Publicada em 1º de dezembro último, a Lei nº 12.529/2011 ou nova lei antitruste entrará em vigor em junho de 2012. Mas, no mês que vem, janeiro de 2012, o mandato-tampão de Fernando Furlan já terá chegado a termo, assim como o mandato de Ricardo Ruiz - cuja recondução precisará ser encaminhada e votada. Pouco mais de dois meses após a entrada em vigor da nova lei, Carlos Ragazzo e Olavo Chinaglia deixam o Conselho.
Olhando em perspectiva, o Cade contará com três recém-chegados membros e três outros comissionados completando um ano de casa. E essa coincidência dos termos dos mandatos nada mais é que resultado da histórica falta de comprometimento com a tempestiva nomeação de substitutos para aqueles que deixam o Conselho. Fica aí a pergunta de quem, no Tribunal, fará a transição para o novo Cade.

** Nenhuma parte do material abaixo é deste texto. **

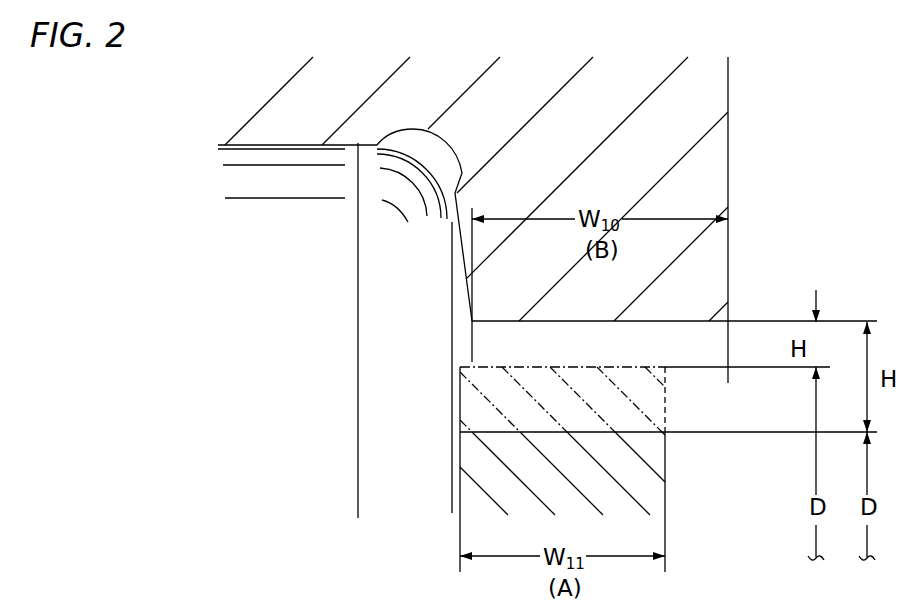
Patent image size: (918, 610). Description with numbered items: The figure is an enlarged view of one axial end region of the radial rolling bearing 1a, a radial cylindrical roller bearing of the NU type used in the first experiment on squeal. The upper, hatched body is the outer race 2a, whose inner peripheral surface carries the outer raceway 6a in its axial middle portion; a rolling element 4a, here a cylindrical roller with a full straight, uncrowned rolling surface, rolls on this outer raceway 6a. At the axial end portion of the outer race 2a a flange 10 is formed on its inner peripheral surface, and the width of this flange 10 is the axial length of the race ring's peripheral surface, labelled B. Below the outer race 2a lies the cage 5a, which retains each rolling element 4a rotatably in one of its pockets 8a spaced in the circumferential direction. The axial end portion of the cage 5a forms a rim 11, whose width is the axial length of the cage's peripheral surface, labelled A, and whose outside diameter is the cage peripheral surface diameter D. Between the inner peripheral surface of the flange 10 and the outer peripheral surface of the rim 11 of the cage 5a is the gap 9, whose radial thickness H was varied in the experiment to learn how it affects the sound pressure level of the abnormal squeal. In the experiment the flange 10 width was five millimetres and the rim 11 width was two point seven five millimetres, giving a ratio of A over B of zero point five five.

The radial rolling bearing 1a is at (749, 101).
The outer race 2a is at (716, 171).
The rolling element 4a is at (330, 170).
The outer raceway 6a is at (274, 145).
The pocket 8a is at (458, 442).
The gap 9 is at (643, 352).
The flange 10 is at (717, 250).
The rim 11 is at (630, 462).
The cage 5a is at (655, 500).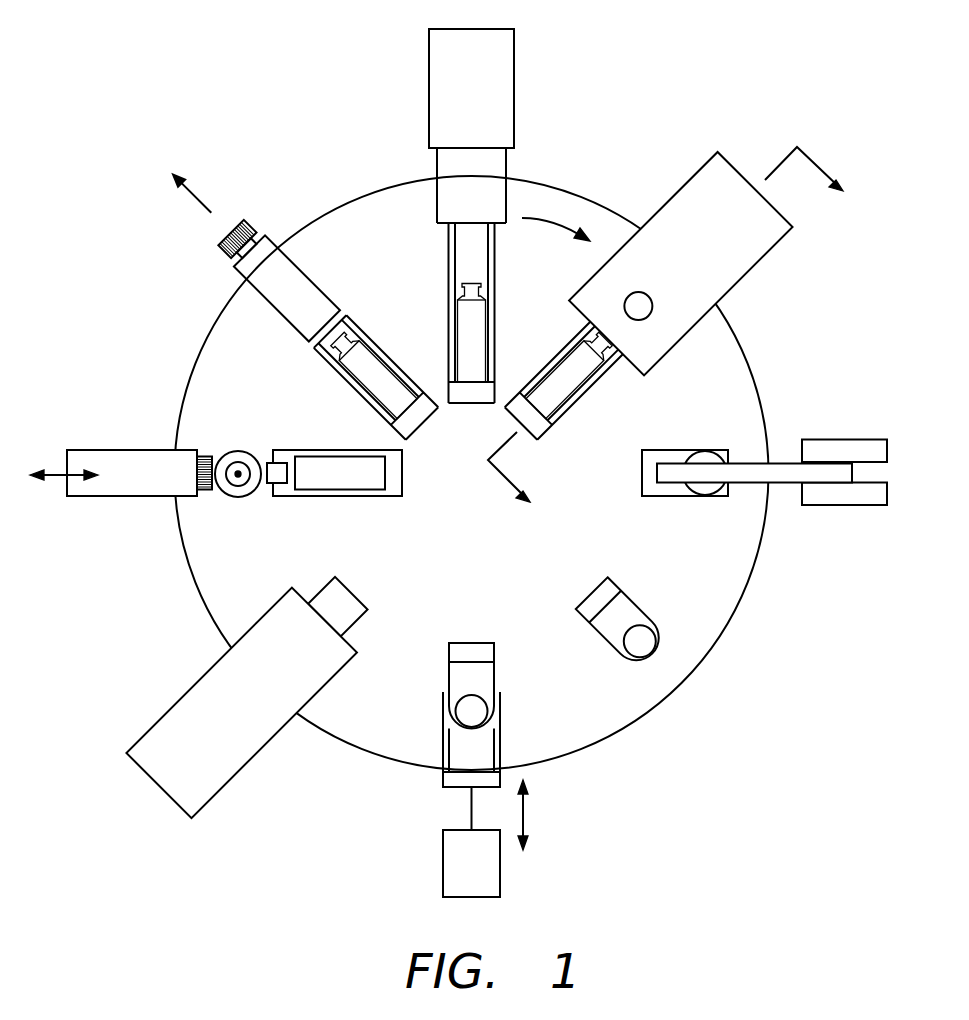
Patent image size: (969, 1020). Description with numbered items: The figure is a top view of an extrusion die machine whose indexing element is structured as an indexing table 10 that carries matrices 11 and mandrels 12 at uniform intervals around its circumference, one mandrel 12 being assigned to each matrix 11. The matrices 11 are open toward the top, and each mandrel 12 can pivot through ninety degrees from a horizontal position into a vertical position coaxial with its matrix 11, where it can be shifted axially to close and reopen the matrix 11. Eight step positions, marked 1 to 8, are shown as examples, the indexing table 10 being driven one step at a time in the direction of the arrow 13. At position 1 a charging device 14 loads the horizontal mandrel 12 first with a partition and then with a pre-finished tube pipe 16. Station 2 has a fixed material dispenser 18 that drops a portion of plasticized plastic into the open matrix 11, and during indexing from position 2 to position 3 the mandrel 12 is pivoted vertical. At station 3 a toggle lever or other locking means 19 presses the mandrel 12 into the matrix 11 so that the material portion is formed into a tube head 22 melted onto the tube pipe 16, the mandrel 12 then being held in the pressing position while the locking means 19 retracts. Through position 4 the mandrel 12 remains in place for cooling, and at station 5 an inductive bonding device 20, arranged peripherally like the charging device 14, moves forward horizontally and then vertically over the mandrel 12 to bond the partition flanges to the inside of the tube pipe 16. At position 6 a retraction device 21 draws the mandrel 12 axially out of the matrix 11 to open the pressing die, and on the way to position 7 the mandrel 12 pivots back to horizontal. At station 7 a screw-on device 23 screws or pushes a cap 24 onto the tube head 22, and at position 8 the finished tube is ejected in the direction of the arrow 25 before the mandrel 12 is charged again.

The step position 1 is at (487, 180).
The step position 2 is at (675, 342).
The step position 3 is at (764, 494).
The step position 4 is at (625, 673).
The step position 5 is at (458, 725).
The step position 6 is at (282, 622).
The step position 7 is at (161, 451).
The step position 8 is at (287, 269).
The indexing table 10 is at (580, 202).
The matrix 11 is at (660, 655).
The mandrel 12 is at (460, 355).
The arrow 13 is at (548, 228).
The charging device 14 is at (436, 81).
The tube pipe 16 is at (449, 262).
The material dispenser 18 is at (766, 238).
The locking means 19 is at (780, 462).
The inductive bonding device 20 is at (487, 873).
The retraction device 21 is at (245, 752).
The tube head 22 is at (287, 485).
The screw-on device 23 is at (80, 495).
The cap 24 is at (205, 492).
The arrow 25 is at (178, 179).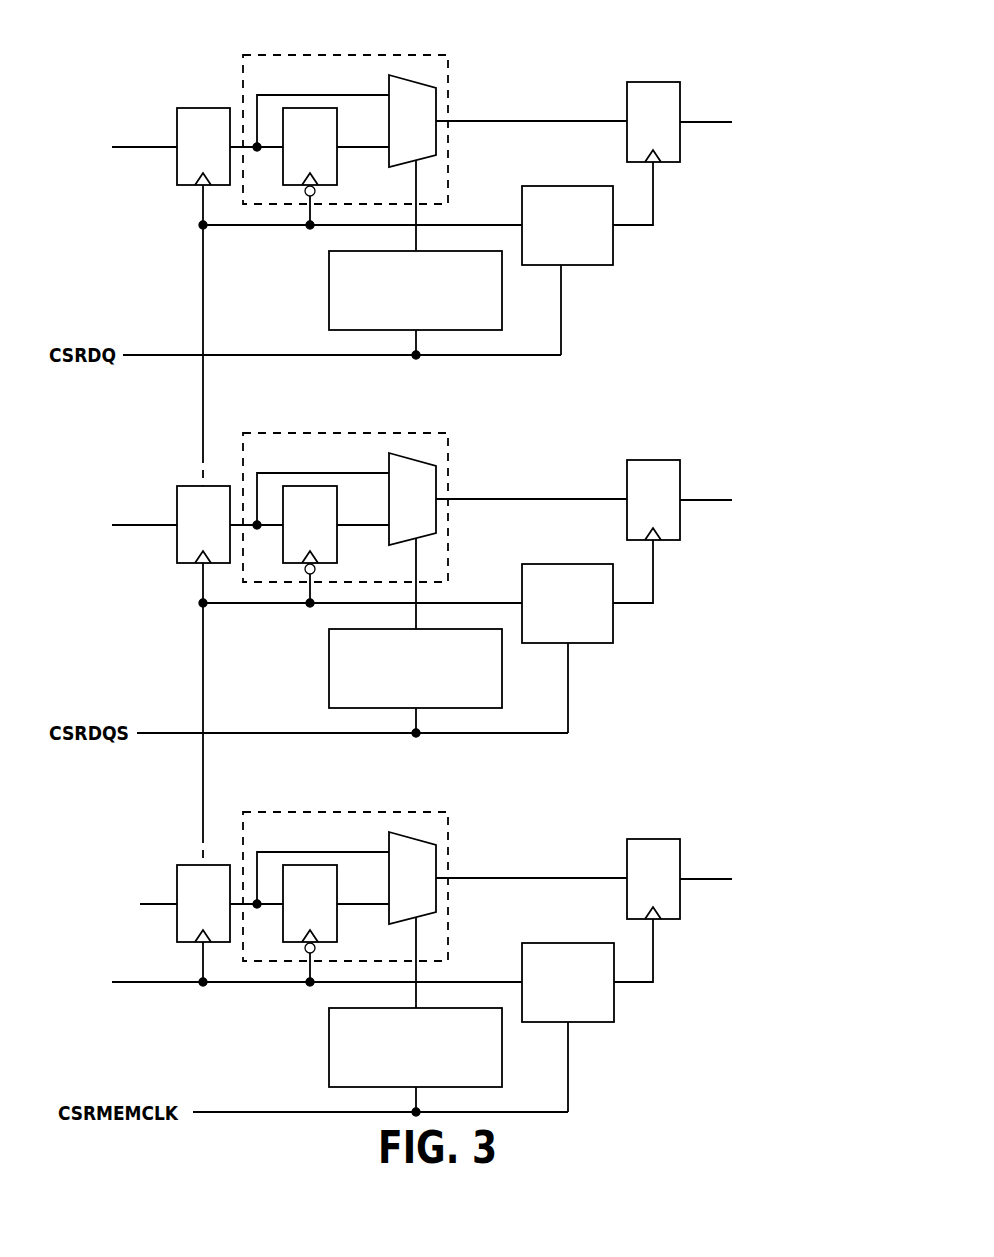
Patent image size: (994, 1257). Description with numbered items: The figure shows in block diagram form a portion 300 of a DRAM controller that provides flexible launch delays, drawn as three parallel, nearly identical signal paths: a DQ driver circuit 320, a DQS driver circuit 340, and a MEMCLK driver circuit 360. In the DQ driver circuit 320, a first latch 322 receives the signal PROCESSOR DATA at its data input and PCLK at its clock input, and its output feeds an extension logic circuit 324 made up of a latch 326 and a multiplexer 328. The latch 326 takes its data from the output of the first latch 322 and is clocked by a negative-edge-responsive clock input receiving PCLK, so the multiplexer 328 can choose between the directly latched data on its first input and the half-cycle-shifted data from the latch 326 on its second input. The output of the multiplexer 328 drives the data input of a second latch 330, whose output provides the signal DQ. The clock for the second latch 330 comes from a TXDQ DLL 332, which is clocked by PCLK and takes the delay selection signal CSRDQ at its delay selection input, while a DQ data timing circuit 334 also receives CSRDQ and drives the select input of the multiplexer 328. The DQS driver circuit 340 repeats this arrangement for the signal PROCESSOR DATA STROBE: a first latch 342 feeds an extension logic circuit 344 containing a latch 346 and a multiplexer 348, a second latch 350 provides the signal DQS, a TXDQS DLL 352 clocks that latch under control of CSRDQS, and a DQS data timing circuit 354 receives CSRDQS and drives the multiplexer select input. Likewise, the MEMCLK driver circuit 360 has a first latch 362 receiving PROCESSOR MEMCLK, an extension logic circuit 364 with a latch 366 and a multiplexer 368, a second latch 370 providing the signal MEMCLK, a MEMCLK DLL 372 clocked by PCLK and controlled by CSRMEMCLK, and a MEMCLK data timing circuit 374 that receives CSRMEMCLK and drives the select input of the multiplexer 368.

The portion of DRAM controller 300 is at (708, 57).
The DQ driver circuit 320 is at (140, 85).
The first latch 322 is at (219, 157).
The extension logic circuit 324 is at (362, 84).
The latch 326 is at (326, 157).
The multiplexer 328 is at (429, 131).
The second latch 330 is at (668, 134).
The TXDQ DLL 332 is at (583, 261).
The DQ data timing circuit 334 is at (430, 326).
The DQS driver circuit 340 is at (140, 463).
The first latch 342 is at (219, 535).
The extension logic circuit 344 is at (362, 462).
The latch 346 is at (326, 535).
The multiplexer 348 is at (429, 509).
The second latch 350 is at (668, 512).
The TXDQS DLL 352 is at (583, 639).
The DQS data timing circuit 354 is at (430, 704).
The MEMCLK driver circuit 360 is at (140, 842).
The first latch 362 is at (219, 914).
The extension logic circuit 364 is at (362, 841).
The latch 366 is at (326, 914).
The multiplexer 368 is at (429, 888).
The second latch 370 is at (668, 891).
The MEMCLK DLL 372 is at (583, 1018).
The MEMCLK data timing circuit 374 is at (430, 1083).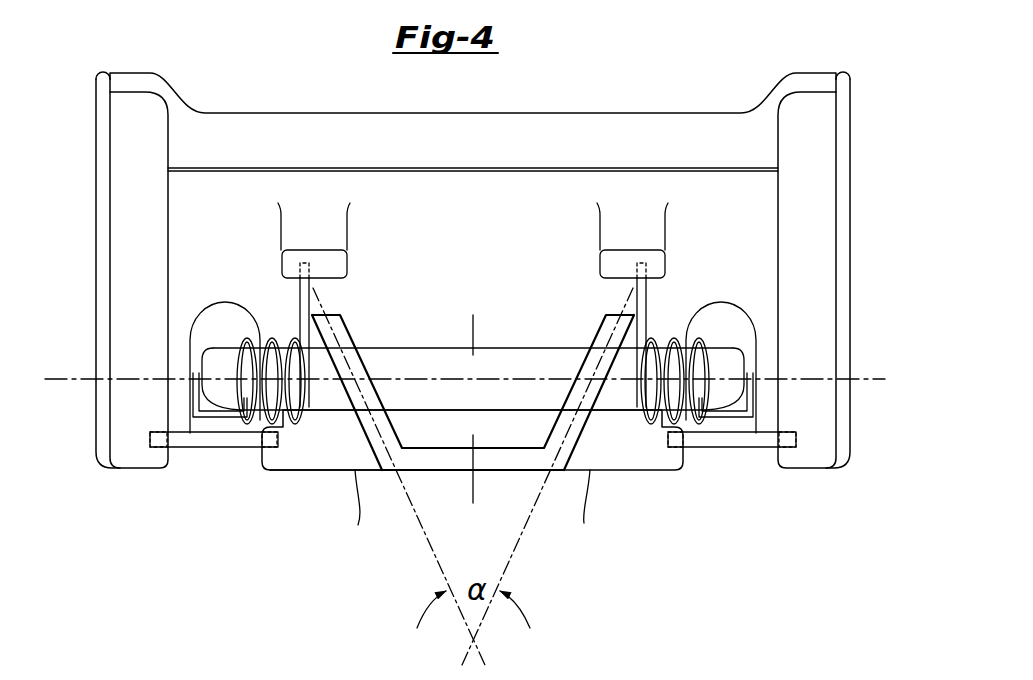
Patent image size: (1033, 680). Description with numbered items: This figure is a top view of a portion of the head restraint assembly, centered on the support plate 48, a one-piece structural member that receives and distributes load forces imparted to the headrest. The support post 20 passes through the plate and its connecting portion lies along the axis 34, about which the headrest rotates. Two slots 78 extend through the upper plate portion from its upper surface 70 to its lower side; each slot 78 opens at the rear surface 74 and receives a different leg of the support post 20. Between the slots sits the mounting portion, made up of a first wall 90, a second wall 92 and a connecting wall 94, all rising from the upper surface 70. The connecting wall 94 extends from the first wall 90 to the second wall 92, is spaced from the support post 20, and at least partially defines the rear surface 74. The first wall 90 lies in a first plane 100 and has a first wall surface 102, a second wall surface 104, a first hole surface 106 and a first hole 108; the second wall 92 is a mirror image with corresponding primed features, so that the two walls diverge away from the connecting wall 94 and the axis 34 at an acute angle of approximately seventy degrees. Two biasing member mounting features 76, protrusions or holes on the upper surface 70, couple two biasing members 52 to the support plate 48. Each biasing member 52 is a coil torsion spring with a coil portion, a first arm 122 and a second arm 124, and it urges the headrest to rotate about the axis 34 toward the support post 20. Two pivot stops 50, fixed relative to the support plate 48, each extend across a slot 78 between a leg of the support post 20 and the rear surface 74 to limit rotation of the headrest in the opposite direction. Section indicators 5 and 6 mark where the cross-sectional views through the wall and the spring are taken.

The support plate 48 is at (98, 76).
The axis 34 is at (78, 378).
The support post 20 is at (210, 364).
The biasing member 52 is at (259, 308).
The biasing member mounting feature 76 is at (347, 256).
The second arm 124 is at (300, 300).
The first arm 122 is at (193, 418).
The pivot stop 50 is at (240, 449).
The slot 78 is at (193, 452).
The upper surface 70 is at (627, 460).
The rear surface 74 is at (304, 472).
The first wall 90 is at (345, 314).
The second wall 92 is at (607, 313).
The connecting wall 94 is at (452, 470).
The first wall surface 102 is at (328, 316).
The first hole surface 106 is at (380, 357).
The first hole 108 is at (355, 420).
The second wall surface 104 is at (358, 525).
The first plane 100 is at (420, 534).
The section line 5 is at (364, 328).
The section line 6 is at (476, 330).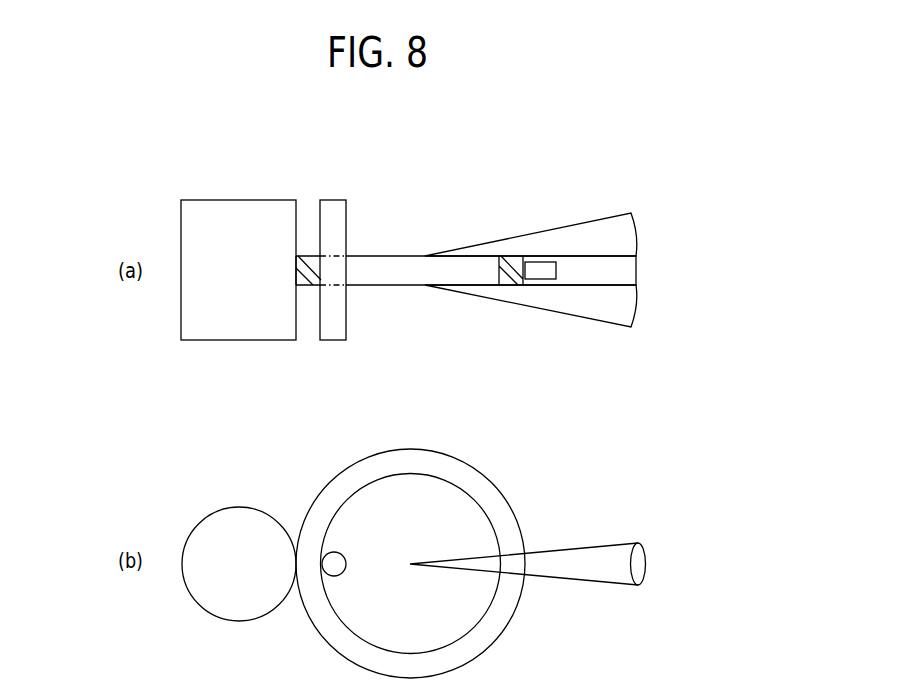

Como sempre se ouve dos membros do plenário prestes a deixar aquela autarquia, deve-se a continuidade do coeso funcionamento institucional à presença de servidores que paulatinamente transmitem ao mandatário não só o funcionamento da administração do gabinete, como também a jurisprudência do órgão. E é da experiência e qualidade técnica dos assessores que o Conselheiro tira a segurança de que todo o trabalho será feito em bom tempo e com destreza.
Aliás, como parte significativa dos integrantes do Conselho não advém da área concorrencial, o seu trabalho se identifica, no princípio do mandato, como o de aprovação de pareceres feitos pela sua assessoria, sem que haja significativa contribuição intelectual em uma área com dinâmica própria.
Apesar da qualidade técnica da assessoria que lá permanece, a constante sangria de servidores não só reduziu a um perigoso limite a quantidade de assessores que efetivamente trabalha com processos (área-fim), como nivelou o conhecimento do conselheiro que entra com o da assessoria que lhe deveria dar suporte. E, por conta da escassez de servidores com larga experiência (derivada da citada sangria), perde-se, no forçado processo de aprendizado prático ("learn by doing"), contato com a jurisprudência e o conhecimento em que tanto se investiu no passado.
Essa mesma sangria é o fracasso de um dos mais relevantes projetos idealizados pelo Conselho que assumiu a partir de 2008 e que sucedeu o denominado período Elizabethano: trazer servidores de carreira e criar incentivos para que ficassem.
Mesmo a anunciada chegada de experientes servidores da Secretaria de Direito Econômico do Ministério da Justiça não deve suprir essa falha.
Especialmente durante a gestão Tavares-Martinez, a área que tratava de fusões e incorporações foi estrategicamente esvaziada, deixando-se a análise por conta da Secretaria de Acompanhamento Econômico do Ministério da Fazenda.
Embora a medida fosse, então, justificável sob a ótica de reduzir os balcões de análise com atribuições superpostas e dada a carência de servidores naquela unidade, ela provoca, hoje, perdas significativas de expertise no processo de transição, dado não haver sinalização de que os técnicos especializados em antitruste do Ministério da Fazenda migrarão para o Supercade.
O trabalho da Procuradoria do Cade tem sido, nesse particular, de mais digna menção. Apesar de a rotatividade também estar presente na Procuradoria, ela se faz sentir muito menos. Talvez por força do próprio apego que o jurista tem à segurança jurídica, o bom funcionamento do Cade nessa fase inaugural dependerá do papel do agora procurador-chefe como guardião da lei.